Les 5 destinationsde notre été

La rentrée est à ma porte… Alors que mes deux plus jeunes ont déjà entamé leur année scolaire à la Petite École, c’est mon tour de devoir accueillir mes étudiants cette semaine. Mon grand garçon débutera en même temps que moi, dans une école qu’il connaît bien.

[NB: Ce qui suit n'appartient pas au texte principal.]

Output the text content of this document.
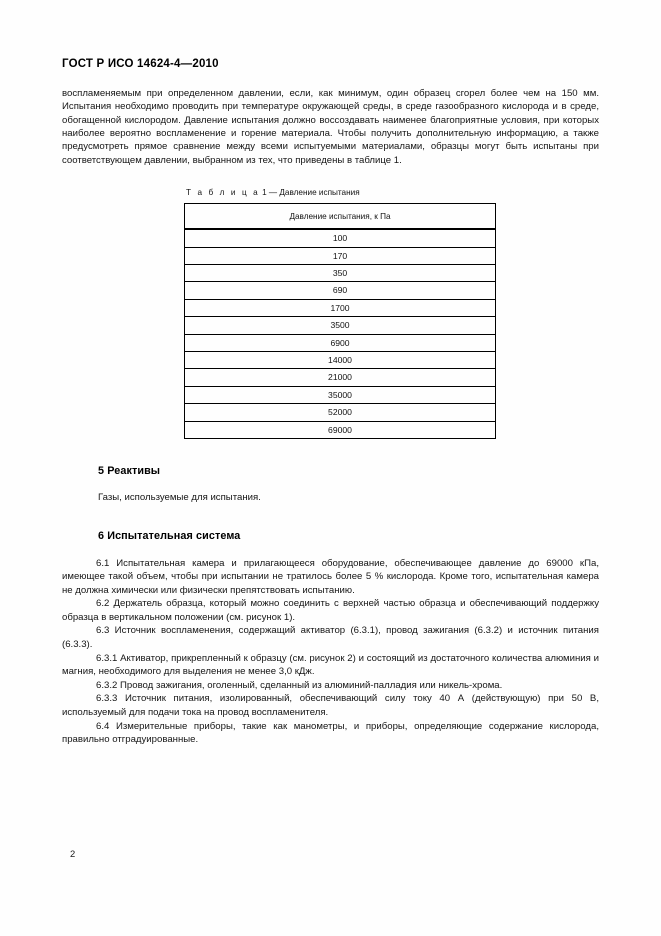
ГОСТ Р ИСО 14624-4—2010

воспламеняемым при определенном давлении, если, как минимум, один образец сгорел более чем на 150 мм. Испытания необходимо проводить при температуре окружающей среды, в среде газообразного кислорода и в среде, обогащенной кислородом. Давление испытания должно воссоздавать наименее благоприятные условия, при которых наиболее вероятно воспламенение и горение материала. Чтобы получить дополнительную информацию, а также предусмотреть прямое сравнение между всеми испытуемыми материалами, образцы могут быть испытаны при соответствующем давлении, выбранном из тех, что приведены в таблице 1.

Т а б л и ц а 1 — Давление испытания
Давление испытания, к Па
100
170
350
690
1700
3500
6900
14000
21000
35000
52000
69000
5 Реактивы
Газы, используемые для испытания.
6 Испытательная система

6.1 Испытательная камера и прилагающееся оборудование, обеспечивающее давление до 69000 кПа, имеющее такой объем, чтобы при испытании не тратилось более 5 % кислорода. Кроме того, испытательная камера не должна химически или физически препятствовать испытанию.

6.2 Держатель образца, который можно соединить с верхней частью образца и обеспечивающий поддержку образца в вертикальном положении (см. рисунок 1).

6.3 Источник воспламенения, содержащий активатор (6.3.1), провод зажигания (6.3.2) и источник питания (6.3.3).

6.3.1 Активатор, прикрепленный к образцу (см. рисунок 2) и состоящий из достаточного количества алюминия и магния, необходимого для выделения не менее 3,0 кДж.

6.3.2 Провод зажигания, оголенный, сделанный из алюминий-палладия или никель-хрома.

6.3.3 Источник питания, изолированный, обеспечивающий силу току 40 А (действующую) при 50 В, используемый для подачи тока на провод воспламенителя.

6.4 Измерительные приборы, такие как манометры, и приборы, определяющие содержание кислорода, правильно отградуированные.

2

Les crayons sont taillés, le matériel est étiqueté et les nouveaux vêtements des enfants attendent d’être portés pour une première fois. Je suis prête à faire le grand saut, je dirais même plus : j’ai hâte d’y être! Mais avant de me lancer à fond dans cette rentrée scolaire, j’ai envie de faire un petit bilan des destinations de notre été (pour consulter les articles mentionnés, il s’agit de cliquer sur l’image).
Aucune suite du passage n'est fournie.